The same search line as your thread title reveals lots of information. The molasses idea mentioned in one page seems interesting.


A friend got some in his music recording studio. For obvious reasons it drive him kinda nuts.


----------



## SeniorSitizen (Sep 10, 2012)

They're seasonal and will be less active after frost but for now seal the doors where they're coming in.


----------



## stick\shift (Mar 23, 2015)

My last house had them something fierce when I moved in. I used glue traps inside, sealed all openings in the exterior I could find and sprinkled granules around the house in a 5' wide track to create a barrier to them getting to the house in the first place. Didn't take long and I never heard another cricket inside in the eight years I lived there.


----------



## ChuckTin (Nov 17, 2014)

What sort of "granules"?


----------



## Bud9051 (Nov 11, 2015)

Crickets, they are like water boarding and do drive you crazy. My yard if filled with them but the perimeter treatment has kept them out of the house. IMO, control starts at the source.
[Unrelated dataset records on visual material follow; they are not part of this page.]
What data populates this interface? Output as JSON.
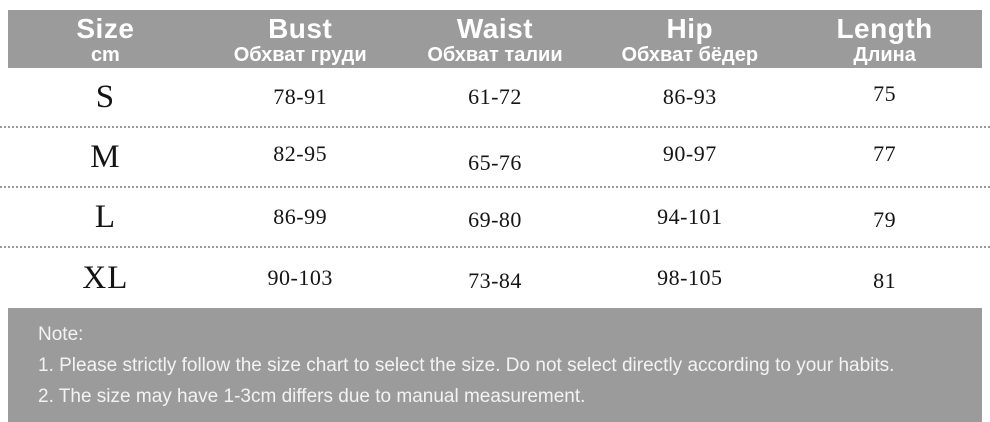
{
  "chart_data": {
    "type": "table",
    "title": "Size chart (cm) with English and Russian labels",
    "columns": [
      "Size cm",
      "Bust Обхват груди",
      "Waist Обхват талии",
      "Hip Обхват бёдер",
      "Length Длина"
    ],
    "rows": [
      [
        "S",
        "78-91",
        "61-72",
        "86-93",
        "75"
      ],
      [
        "M",
        "82-95",
        "65-76",
        "90-97",
        "77"
      ],
      [
        "L",
        "86-99",
        "69-80",
        "94-101",
        "79"
      ],
      [
        "XL",
        "90-103",
        "73-84",
        "98-105",
        "81"
      ]
    ]
  },
  "table": {
    "header": {
      "columns": [
        {
          "en": "Size",
          "ru": "cm"
        },
        {
          "en": "Bust",
          "ru": "Обхват груди"
        },
        {
          "en": "Waist",
          "ru": "Обхват талии"
        },
        {
          "en": "Hip",
          "ru": "Обхват бёдер"
        },
        {
          "en": "Length",
          "ru": "Длина"
        }
      ]
    },
    "rows": [
      {
        "size": "S",
        "bust": "78-91",
        "waist": "61-72",
        "hip": "86-93",
        "length": "75"
      },
      {
        "size": "M",
        "bust": "82-95",
        "waist": "65-76",
        "hip": "90-97",
        "length": "77"
      },
      {
        "size": "L",
        "bust": "86-99",
        "waist": "69-80",
        "hip": "94-101",
        "length": "79"
      },
      {
        "size": "XL",
        "bust": "90-103",
        "waist": "73-84",
        "hip": "98-105",
        "length": "81"
      }
    ]
  },
  "note": {
    "title": "Note:",
    "line1": "1. Please strictly follow the size chart to select the size. Do not select directly according to your habits.",
    "line2": "2. The size may have 1-3cm differs due to manual measurement."
  },
  "colors": {
    "band_gray": "#9b9b9b",
    "header_text": "#ffffff",
    "note_text": "#f3f3f3",
    "data_text": "#141414"
  }
}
All of the above discussion and keep it going every year.

I use pet friendly chemicals but try to limit it to near the house. I got set up one year to treat my entire lawn but when I looked at the bees and birds that feasted on my weed patch I limited my spraying to next to the house. The skunks love my grubs as well. I'm so happy to be seeing honey bees again I couldn't think about killing any of them. I even drive around some when mowing.

Good luck,
Bud


----------



## SeniorSitizen (Sep 10, 2012)

Try locating the _- chirp chirp chirp - _in a 14 x 20 ft. basement with 6 concrete sides and a hearing impaired ear, :vs_laugh:as usual the left ear in this instance if that matters. The reason it was troublesome was he wasn't on the floor as usual. The little busturd was up in a HVAC supply duct bout 7 ft. above floor level. One squirt of_ Hot Shot _silenced him forever. May he RIP.


----------